The result, a 127-119 victory at Oracle Arena, is something the Warriors can live with while also realizing it can be risky.
“When we get stops, we obviously fuel the rest of our game,” Stephen Curry said. “Whether it starts out in the first quarter like that, or it takes a minute to get going -- you don’t want to play with fire -- we know we have a lot of energy throughout 48 minutes to leave an imprint on that side of the floor.”
This approach has been effective since Steve Kerr took over as coach in May 2014. It helped the Warriors win a championship in 2015, pushed them to an NBA-record 73 wins in 2016 and has been crucial to them becoming the first team ever to win at least 30 of its first 35 games in three consecutive seasons.
Another record, another bill paid by a sequence of game-changing defense.
Denver led by as much as four in the second quarter and was hanging around, keeping it close, with nine different players scoring at least four points in the first half. The Nuggets, 15-point underdogs, pulled to within two, 70-68, early in the third quarter before the Warriors dug in and got stingy.
“They spread you out, shoot threes and they attack,” Kerr said of the Nuggets. “But I didn’t think we had the defensive intensity that we needed. We finally started defending well the last five minutes of the second quarter. That carried over into the third and we were much better for the most part.”

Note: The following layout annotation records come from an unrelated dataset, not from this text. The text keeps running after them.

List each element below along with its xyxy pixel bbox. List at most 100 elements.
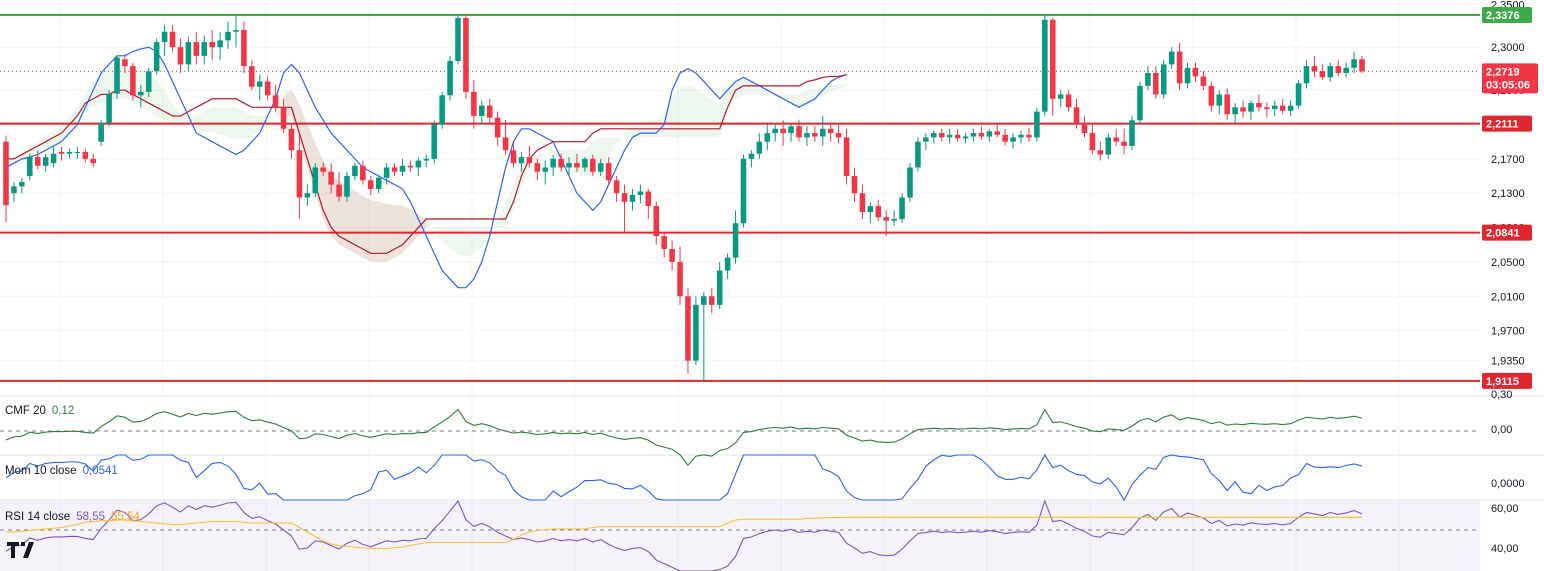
- candle-body: [201, 42, 208, 56]
- ichimoku-cloud: [6, 63, 847, 262]
- candle-body: [106, 93, 112, 123]
- candle-body: [241, 30, 247, 67]
- candle-body: [1042, 19, 1048, 112]
- candle-body: [1287, 105, 1294, 111]
- candle-body: [1184, 67, 1191, 84]
- candle-body: [375, 177, 382, 189]
- candle-body: [447, 60, 453, 96]
- level-badge: [1482, 224, 1532, 241]
- candle-body: [1089, 133, 1096, 151]
- current-price-label: 2,2719: [1486, 66, 1520, 78]
- candle-body: [11, 186, 17, 194]
- candle-body: [82, 151, 89, 159]
- candle-body: [19, 182, 25, 187]
- candle-body: [463, 18, 469, 92]
- candle-body: [138, 91, 144, 96]
- candle-body: [34, 157, 41, 166]
- candle-body: [58, 151, 65, 154]
- candle-body: [360, 165, 366, 181]
- mom-value: 0,0541: [82, 465, 118, 477]
- candle-body: [233, 30, 239, 32]
- candle-body: [1176, 51, 1183, 84]
- candle-body: [74, 151, 81, 153]
- candle-body: [1232, 107, 1238, 115]
- candle-body: [439, 95, 445, 125]
- mom-title: Mom 10 close: [5, 465, 77, 477]
- candle-body: [1097, 150, 1104, 155]
- candle-body: [169, 31, 176, 48]
- candle-body: [1153, 72, 1159, 95]
- candle-body: [954, 134, 961, 139]
- candle-body: [145, 71, 152, 92]
- current-price-badge: [1482, 63, 1538, 94]
- price-tick-label: 2,3500: [1491, 0, 1525, 11]
- candle-body: [1335, 66, 1341, 73]
- candle-body: [1256, 103, 1262, 108]
- candle-body: [645, 191, 652, 207]
- candle-body: [1200, 76, 1207, 86]
- candle-body: [1224, 94, 1230, 115]
- candle-body: [114, 57, 120, 94]
- candle-body: [209, 42, 215, 48]
- candle-body: [455, 18, 461, 61]
- candle-body: [352, 165, 358, 177]
- candle-body: [558, 158, 564, 168]
- candle-body: [788, 126, 794, 134]
- rsi-legend[interactable]: RSI 14 close 58,55 55,54: [5, 511, 146, 523]
- candle-body: [249, 66, 255, 87]
- candle-body: [629, 194, 636, 202]
- candle-body: [391, 167, 398, 172]
- candle-body: [1105, 137, 1112, 155]
- candle-body: [986, 131, 993, 137]
- candle-body: [827, 128, 834, 134]
- candle-body: [923, 137, 929, 142]
- candle-body: [272, 95, 279, 108]
- candle-body: [891, 218, 897, 221]
- candle-body: [526, 157, 533, 164]
- candle-body: [534, 163, 541, 172]
- candle-body: [1303, 66, 1310, 84]
- candle-body: [510, 150, 517, 164]
- candle-body: [566, 163, 572, 168]
- candle-body: [637, 191, 644, 195]
- candle-body: [931, 133, 937, 138]
- candle-body: [312, 167, 319, 194]
- candle-body: [256, 81, 263, 87]
- candle-body: [383, 167, 390, 178]
- candle-body: [264, 81, 271, 96]
- candle-body: [590, 158, 596, 172]
- candle-body: [1073, 107, 1080, 123]
- candle-body: [177, 47, 184, 65]
- cmf-legend[interactable]: CMF 20 0,12: [5, 405, 80, 417]
- candle-body: [1271, 105, 1278, 110]
- price-tick-label: 2,0100: [1491, 291, 1525, 303]
- candle-body: [1264, 107, 1270, 110]
- cloud-area-b: [283, 89, 427, 262]
- candle-body: [859, 193, 866, 213]
- candle-body: [1121, 141, 1127, 146]
- candle-body: [613, 180, 620, 194]
- candle-body: [1026, 134, 1032, 138]
- tradingview-logo[interactable]: [7, 539, 39, 559]
- price-axis: 2,35002,30002,25002,21002,17002,13002,09…: [1491, 0, 1525, 368]
- indicator-tick-label: 0,00: [1491, 424, 1512, 436]
- candle-body: [1145, 72, 1151, 86]
- candle-body: [431, 124, 437, 159]
- candle-body: [550, 158, 556, 168]
- rsi-ma-line: [6, 516, 1362, 550]
- mom-legend[interactable]: Mom 10 close 0,0541: [5, 465, 124, 477]
- cmf-title: CMF 20: [5, 405, 46, 417]
- candle-body: [415, 160, 422, 168]
- candle-body: [772, 128, 778, 134]
- candle-body: [1319, 71, 1326, 78]
- indicator-panes: 0,30 0,00 0,0000 60,00 40,00: [0, 389, 1544, 571]
- level-badge: [1482, 6, 1532, 23]
- candle-body: [50, 153, 57, 164]
- candle-body: [288, 128, 295, 151]
- price-tick-label: 2,1300: [1491, 188, 1525, 200]
- candle-body: [98, 122, 104, 142]
- candle-body: [1057, 94, 1064, 99]
- candle-body: [669, 249, 675, 262]
- candle-body: [193, 42, 200, 56]
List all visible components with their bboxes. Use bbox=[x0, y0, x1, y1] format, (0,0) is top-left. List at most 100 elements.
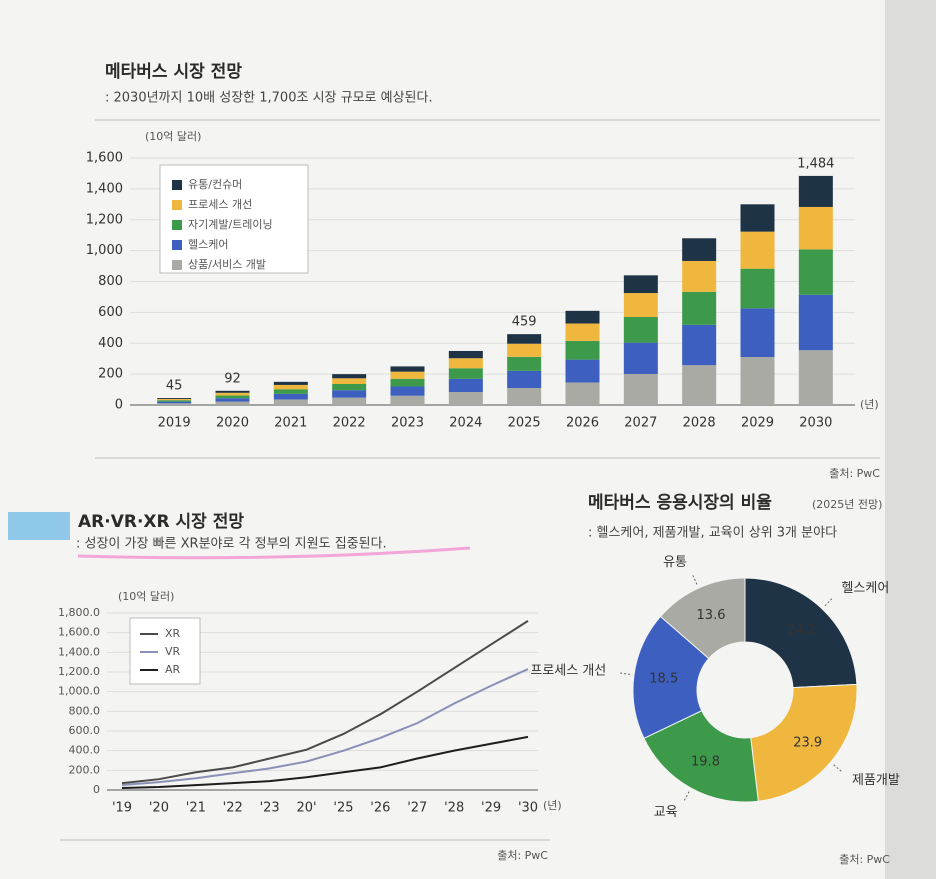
bar-segment bbox=[273, 381, 308, 385]
bar-segment bbox=[390, 366, 425, 372]
bar-segment bbox=[448, 368, 483, 379]
category-label: 제품개발 bbox=[852, 773, 900, 788]
x-tick-label: '27 bbox=[407, 801, 427, 816]
bar-segment bbox=[332, 384, 367, 391]
bar-segment bbox=[740, 204, 775, 232]
y-tick-label: 1,600 bbox=[86, 151, 123, 166]
chart-title: 메타버스 응용시장의 비율 bbox=[588, 493, 772, 513]
leader-line bbox=[691, 573, 698, 585]
y-tick-label: 800 bbox=[98, 274, 123, 289]
bar-segment bbox=[682, 260, 717, 292]
legend-label: 상품/서비스 개발 bbox=[188, 258, 266, 271]
bar-segment bbox=[507, 334, 542, 344]
bar-segment bbox=[798, 206, 833, 250]
bar-segment bbox=[507, 343, 542, 357]
bar-segment bbox=[623, 342, 658, 374]
category-label: 유통 bbox=[663, 555, 687, 570]
y-tick-label: 600 bbox=[98, 305, 123, 320]
bar-segment bbox=[332, 390, 367, 398]
donut-segment bbox=[643, 710, 759, 803]
bar-segment bbox=[798, 294, 833, 351]
x-tick-label: 2024 bbox=[449, 416, 482, 431]
leader-line bbox=[824, 596, 834, 607]
source: 출처: PwC bbox=[839, 853, 890, 866]
x-tick-label: 2029 bbox=[741, 416, 774, 431]
chart-title-note: (2025년 전망) bbox=[812, 498, 882, 511]
x-tick-label: 20' bbox=[296, 801, 316, 816]
bar-segment bbox=[740, 231, 775, 269]
bar-segment bbox=[565, 340, 600, 360]
x-tick-label: '22 bbox=[223, 801, 243, 816]
y-tick-label: 1,200.0 bbox=[58, 665, 100, 678]
x-tick-label: '28 bbox=[444, 801, 464, 816]
bar-segment bbox=[157, 398, 192, 401]
x-tick-label: 2025 bbox=[508, 416, 541, 431]
y-tick-label: 600.0 bbox=[69, 724, 101, 737]
leader-line bbox=[833, 764, 844, 773]
category-label: 교육 bbox=[654, 805, 678, 820]
highlight bbox=[8, 512, 70, 540]
legend-label: AR bbox=[165, 663, 181, 676]
value-label: 23.9 bbox=[793, 735, 822, 750]
bar-segment bbox=[682, 238, 717, 261]
legend-label: 헬스케어 bbox=[188, 238, 228, 251]
y-tick-label: 0 bbox=[93, 783, 100, 796]
page-edge bbox=[885, 0, 936, 879]
bar-segment bbox=[682, 365, 717, 405]
line bbox=[121, 620, 529, 785]
legend-swatch bbox=[172, 180, 182, 190]
x-tick-label: '20 bbox=[149, 801, 169, 816]
x-tick-label: 2030 bbox=[799, 416, 832, 431]
y-unit: (10억 달러) bbox=[118, 590, 174, 603]
bar-segment bbox=[565, 359, 600, 383]
x-tick-label: '21 bbox=[186, 801, 206, 816]
line bbox=[121, 668, 529, 787]
bar-segment bbox=[740, 268, 775, 309]
underline bbox=[77, 546, 471, 560]
x-unit: (년) bbox=[543, 799, 562, 812]
donut-segment bbox=[632, 615, 710, 739]
bar-segment bbox=[332, 378, 367, 385]
bar-segment bbox=[623, 373, 658, 405]
bar-segment bbox=[390, 371, 425, 379]
x-tick-label: 2026 bbox=[566, 416, 599, 431]
x-tick-label: 2021 bbox=[274, 416, 307, 431]
bar-segment bbox=[448, 350, 483, 359]
x-tick-label: 2020 bbox=[216, 416, 249, 431]
total-label: 45 bbox=[166, 379, 183, 394]
bar-segment bbox=[157, 398, 192, 399]
y-tick-label: 1,400.0 bbox=[58, 645, 100, 658]
bar-segment bbox=[215, 398, 250, 402]
x-tick-label: '23 bbox=[260, 801, 280, 816]
legend-label: 자기계발/트레이닝 bbox=[188, 218, 273, 231]
bar-segment bbox=[273, 389, 308, 394]
bar-segment bbox=[273, 393, 308, 400]
chart-subtitle: : 2030년까지 10배 성장한 1,700조 시장 규모로 예상된다. bbox=[105, 91, 433, 106]
x-unit: (년) bbox=[860, 398, 879, 411]
bar-segment bbox=[390, 378, 425, 387]
x-tick-label: '29 bbox=[481, 801, 501, 816]
x-tick-label: '26 bbox=[370, 801, 390, 816]
y-tick-label: 1,800.0 bbox=[58, 606, 100, 619]
bar-segment bbox=[390, 395, 425, 405]
x-tick-label: '19 bbox=[112, 801, 132, 816]
bar-segment bbox=[798, 350, 833, 405]
x-tick-label: 2022 bbox=[333, 416, 366, 431]
line bbox=[121, 735, 529, 790]
total-label: 92 bbox=[224, 371, 241, 386]
bar-segment bbox=[215, 395, 250, 399]
chart-subtitle: : 성장이 가장 빠른 XR분야로 각 정부의 지원도 집중된다. bbox=[76, 537, 387, 552]
bar-segment bbox=[623, 317, 658, 343]
y-unit: (10억 달러) bbox=[145, 130, 201, 143]
chart-title: AR·VR·XR 시장 전망 bbox=[78, 512, 244, 532]
bar-segment bbox=[507, 388, 542, 405]
total-label: 459 bbox=[512, 315, 537, 330]
y-tick-label: 400.0 bbox=[69, 744, 101, 757]
bar-segment bbox=[623, 293, 658, 318]
y-tick-label: 800.0 bbox=[69, 704, 101, 717]
y-tick-label: 200 bbox=[98, 367, 123, 382]
y-tick-label: 1,600.0 bbox=[58, 626, 100, 639]
bar-segment bbox=[507, 370, 542, 389]
legend-label: 프로세스 개선 bbox=[188, 198, 252, 211]
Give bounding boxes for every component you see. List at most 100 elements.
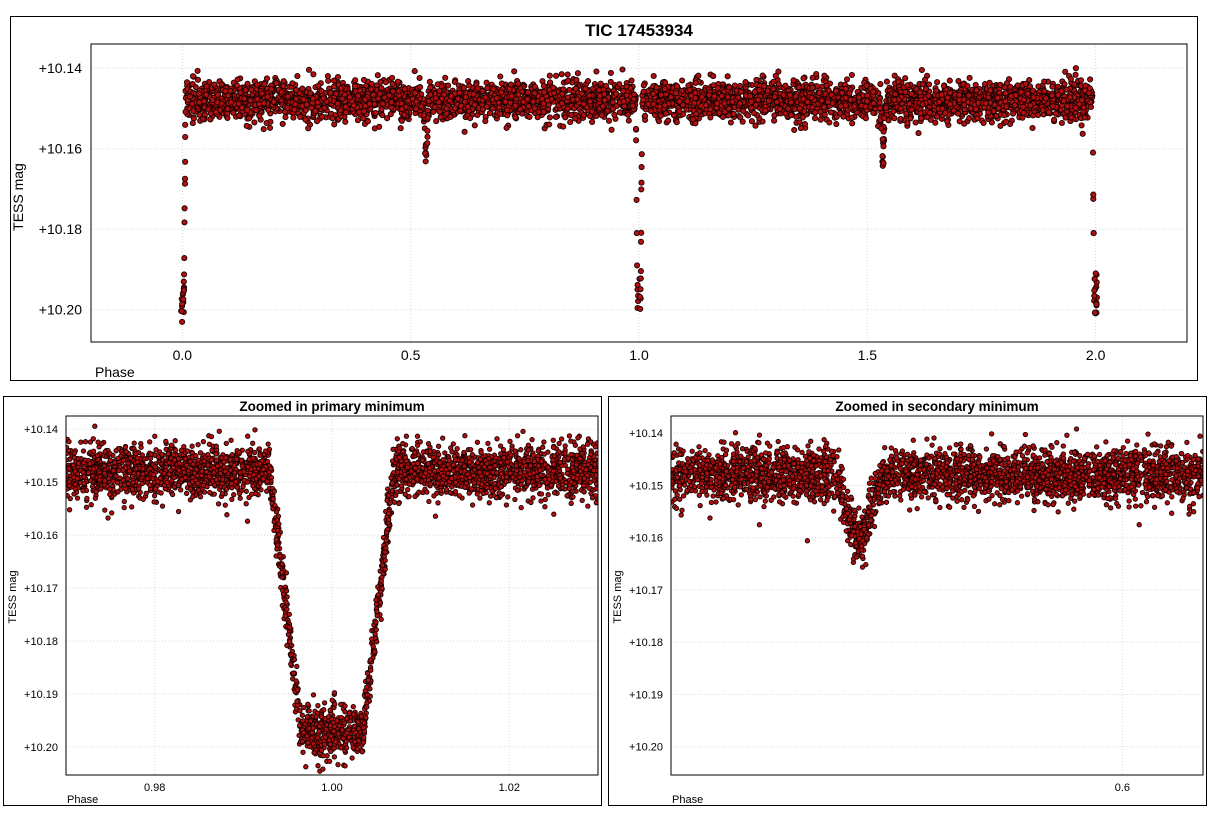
data-point bbox=[567, 119, 574, 126]
data-point bbox=[821, 72, 828, 79]
data-point bbox=[372, 109, 379, 117]
data-point bbox=[417, 84, 424, 91]
data-point bbox=[447, 113, 454, 120]
data-point bbox=[568, 112, 575, 119]
data-point bbox=[698, 102, 705, 109]
data-point bbox=[745, 112, 752, 119]
data-point bbox=[956, 118, 963, 125]
data-point bbox=[985, 109, 992, 116]
data-point bbox=[489, 105, 496, 112]
data-point bbox=[305, 66, 313, 73]
data-point bbox=[451, 105, 458, 112]
data-point bbox=[1024, 90, 1031, 97]
data-point bbox=[985, 94, 992, 101]
data-point bbox=[925, 92, 932, 99]
data-point bbox=[692, 79, 699, 86]
data-point bbox=[422, 150, 429, 157]
data-point bbox=[1029, 124, 1036, 132]
data-point bbox=[355, 92, 362, 99]
data-point bbox=[907, 115, 914, 122]
data-point bbox=[389, 74, 396, 81]
data-point bbox=[420, 112, 427, 119]
data-point bbox=[714, 100, 721, 107]
data-point bbox=[438, 83, 445, 90]
data-point bbox=[312, 108, 319, 115]
data-point bbox=[1008, 93, 1015, 100]
data-point bbox=[329, 115, 336, 122]
data-point bbox=[620, 98, 627, 105]
data-point bbox=[593, 68, 600, 75]
data-point bbox=[512, 102, 519, 109]
data-point bbox=[880, 143, 887, 150]
data-point bbox=[482, 94, 489, 101]
data-point bbox=[1087, 76, 1094, 83]
data-point bbox=[370, 91, 377, 98]
data-point bbox=[182, 121, 189, 128]
data-point bbox=[263, 75, 271, 82]
data-point bbox=[384, 115, 391, 122]
data-point bbox=[724, 94, 731, 101]
data-point bbox=[632, 125, 640, 132]
data-point bbox=[578, 90, 585, 97]
data-point bbox=[605, 117, 613, 124]
data-point bbox=[880, 160, 887, 167]
data-point bbox=[494, 436, 500, 442]
data-point bbox=[278, 89, 285, 96]
data-point bbox=[661, 85, 668, 92]
data-point bbox=[890, 108, 897, 115]
data-point bbox=[435, 99, 442, 106]
data-point bbox=[331, 754, 338, 760]
data-point bbox=[1079, 130, 1086, 137]
data-point bbox=[189, 100, 196, 107]
data-point bbox=[486, 110, 493, 117]
data-point bbox=[721, 108, 728, 115]
data-point bbox=[1035, 83, 1042, 90]
data-point bbox=[1090, 191, 1097, 198]
data-point bbox=[800, 95, 807, 102]
data-point bbox=[772, 72, 779, 79]
x-tick-label: 0.5 bbox=[401, 347, 421, 363]
data-point bbox=[179, 318, 186, 325]
data-point bbox=[180, 287, 188, 294]
data-point bbox=[748, 118, 755, 125]
data-point bbox=[961, 120, 968, 127]
data-point bbox=[412, 89, 419, 96]
data-point bbox=[565, 77, 572, 84]
data-point bbox=[307, 90, 314, 97]
data-point bbox=[947, 101, 954, 108]
data-point bbox=[607, 69, 614, 76]
data-point bbox=[1063, 86, 1070, 93]
data-point bbox=[572, 115, 579, 122]
data-point bbox=[266, 124, 274, 131]
data-point bbox=[284, 93, 291, 100]
data-point bbox=[310, 95, 317, 102]
data-point bbox=[531, 105, 538, 112]
data-point bbox=[190, 107, 197, 115]
data-point bbox=[637, 293, 644, 301]
data-point bbox=[735, 94, 742, 101]
data-point bbox=[869, 88, 877, 95]
data-point bbox=[427, 84, 434, 91]
data-point bbox=[997, 81, 1004, 88]
data-point bbox=[196, 111, 203, 118]
data-point bbox=[305, 125, 312, 132]
data-point bbox=[411, 68, 418, 75]
data-point bbox=[917, 110, 924, 117]
data-point bbox=[788, 99, 795, 106]
data-point bbox=[908, 106, 915, 113]
data-point bbox=[776, 105, 783, 113]
data-point bbox=[201, 98, 208, 105]
data-point bbox=[498, 80, 505, 87]
data-point bbox=[430, 108, 437, 115]
data-point bbox=[545, 492, 551, 498]
data-point bbox=[922, 85, 929, 92]
data-point bbox=[389, 80, 396, 87]
data-point bbox=[864, 92, 871, 99]
data-point bbox=[364, 118, 371, 125]
data-point bbox=[891, 72, 898, 79]
data-point bbox=[620, 88, 627, 95]
data-point bbox=[187, 93, 194, 100]
data-point bbox=[251, 119, 258, 126]
data-point bbox=[598, 112, 605, 119]
data-point bbox=[394, 78, 401, 85]
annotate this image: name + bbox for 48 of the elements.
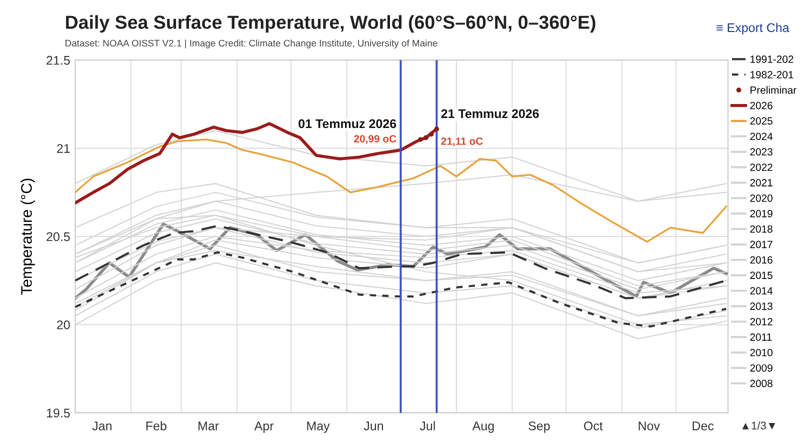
legend-label: 2012 xyxy=(750,318,772,326)
x-tick-label: Aug xyxy=(472,422,494,433)
legend-label: 2014 xyxy=(750,287,773,294)
x-tick-label: May xyxy=(307,422,330,433)
legend-label: 2009 xyxy=(750,364,772,372)
annotation: 21 Temmuz 2026 xyxy=(441,109,539,118)
legend-label: 2021 xyxy=(750,179,772,186)
legend-label: 2011 xyxy=(750,333,772,341)
legend-label: 2010 xyxy=(750,348,772,356)
annotation: 20,99 oC xyxy=(354,135,396,144)
chart-subtitle: Dataset: NOAA OISST V2.1 | Image Credit: Climate Change Institute, University of Maine xyxy=(66,40,438,48)
legend-label: 2019 xyxy=(750,210,772,218)
x-tick-label: Sep xyxy=(528,421,550,433)
legend-label: 1982-201 xyxy=(750,70,794,78)
legend-label: 1991-202 xyxy=(750,56,794,63)
legend-label: 2025 xyxy=(750,117,772,125)
x-tick-label: Dec xyxy=(692,422,714,430)
legend-label: 2013 xyxy=(750,302,772,310)
legend-label: 2023 xyxy=(750,148,772,156)
legend-label: 2016 xyxy=(750,256,772,264)
y-axis-title: Temperature (°C) xyxy=(20,178,35,295)
x-tick-label: Nov xyxy=(638,422,660,430)
chart-title: Daily Sea Surface Temperature, World (60°S–60°N, 0–360°E) xyxy=(66,15,596,33)
x-tick-label: Mar xyxy=(198,422,219,430)
x-tick-label: Apr xyxy=(254,422,274,433)
x-tick-label: Feb xyxy=(146,421,166,430)
x-tick-label: Jul xyxy=(420,421,435,430)
legend-label: Preliminar xyxy=(750,86,796,94)
legend-label: 2020 xyxy=(750,194,772,202)
y-tick-label: 20.5 xyxy=(46,232,70,242)
legend-label: 2024 xyxy=(750,132,773,140)
y-tick-label: 20 xyxy=(57,320,70,330)
x-tick-label: Jan xyxy=(92,422,112,430)
legend-label: 2026 xyxy=(750,102,772,110)
text: ≡ Export Cha xyxy=(716,22,790,35)
legend-label: 2017 xyxy=(750,240,772,248)
x-tick-label: Jun xyxy=(364,422,383,430)
x-tick-label: Oct xyxy=(584,421,603,430)
annotation: 21,11 oC xyxy=(441,138,483,146)
text: ▲1/3▼ xyxy=(742,421,776,430)
legend-label: 2018 xyxy=(750,225,772,233)
y-tick-label: 21 xyxy=(57,144,70,153)
legend-label: 2008 xyxy=(750,380,772,388)
y-tick-label: 19.5 xyxy=(46,408,70,418)
y-tick-label: 21.5 xyxy=(46,56,70,65)
annotation: 01 Temmuz 2026 xyxy=(298,119,396,128)
legend-label: 2022 xyxy=(750,164,772,171)
legend-label: 2015 xyxy=(750,272,772,280)
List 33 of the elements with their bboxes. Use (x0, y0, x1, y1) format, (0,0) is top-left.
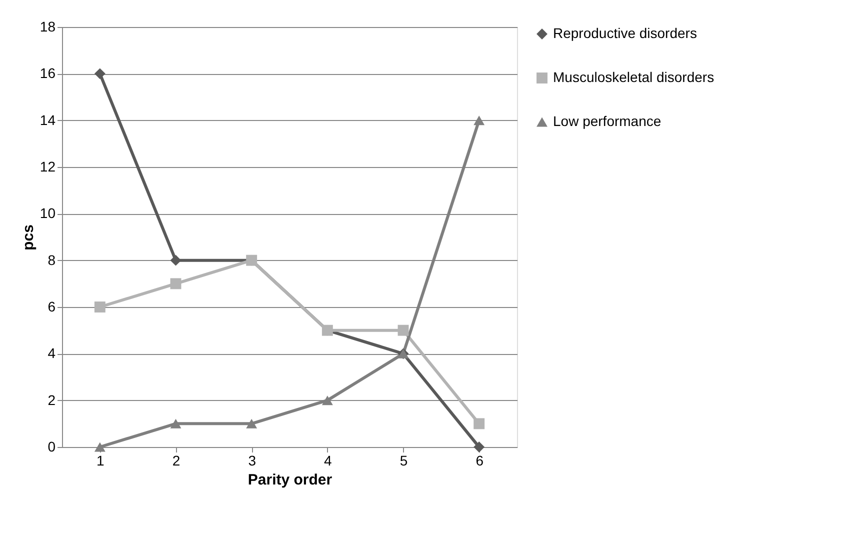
legend-label: Low performance (553, 113, 662, 129)
x-tick-label: 5 (400, 452, 408, 468)
x-tick-label: 4 (324, 452, 332, 468)
y-axis-title: pcs (20, 224, 37, 250)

Forcing five straight Denver misses and a shot-clock violation, the Warriors needed a little more than two minutes to expand the lead to 10 (80-70). Though the Nuggets didn’t capitulate, they never got close to tying or regaining the lead.
“When we string together some stops and we get a little lead I think that kind of breaks the back of their team, especially if they’ve been shooting the ball well,” Kevin Durant said. “If it’s late in the game and we put together three or four stops in a row that deflates them a little bit. Tonight we had to do that.”
It wasn’t that the defense needed to bail out poor offense. With Draymond Green posting his second triple-double of the season, with 15 points, 10 rebounds and 13 assists, the Warriors (30-5) played solid, balanced offense, recording 33 assists and getting double-digit scoring from all five starters, as well as Ian Clark off the bench.
“That’s pretty much our team, right there, where you don’t need one guy to go off every night,” Green said. “It’s pretty spread out, and we’re very dangerous when it is like that.”
The Warriors shot it well, at 52.6 from the field, including 44 percent from 3-point distance. There was a rebounding deficit (48-43), which was offset by the Warriors forcing two more turnovers, and scoring six more points off giveaways.
But when the threat became real, when Denver (14-20) kept coming, the Warriors went to the reservoir and turned on the defense. They’ve done it many times before. And it generally works.
“You can’t really let that be a habit,” Green cautioned. “You don’t want to build bad habits. We didn’t defend for the first 20 minutes of this game. Then all of a sudden, we turned it up a little bit.
"But I still don’t think we ever got to the point where we need to be on the defensive end. It’s game 35, the beginning of January. We don’t expect everybody to be in playoff form right now or have playoff intensity every night. It’s physically impossible. But the attention to detail has to be there.”
Well, no, it’s not ideal. It’s not likely to work nearly as well against legitimate contenders. On most nights, though, it’s enough for them to walk out of the arena having achieved their primary goal.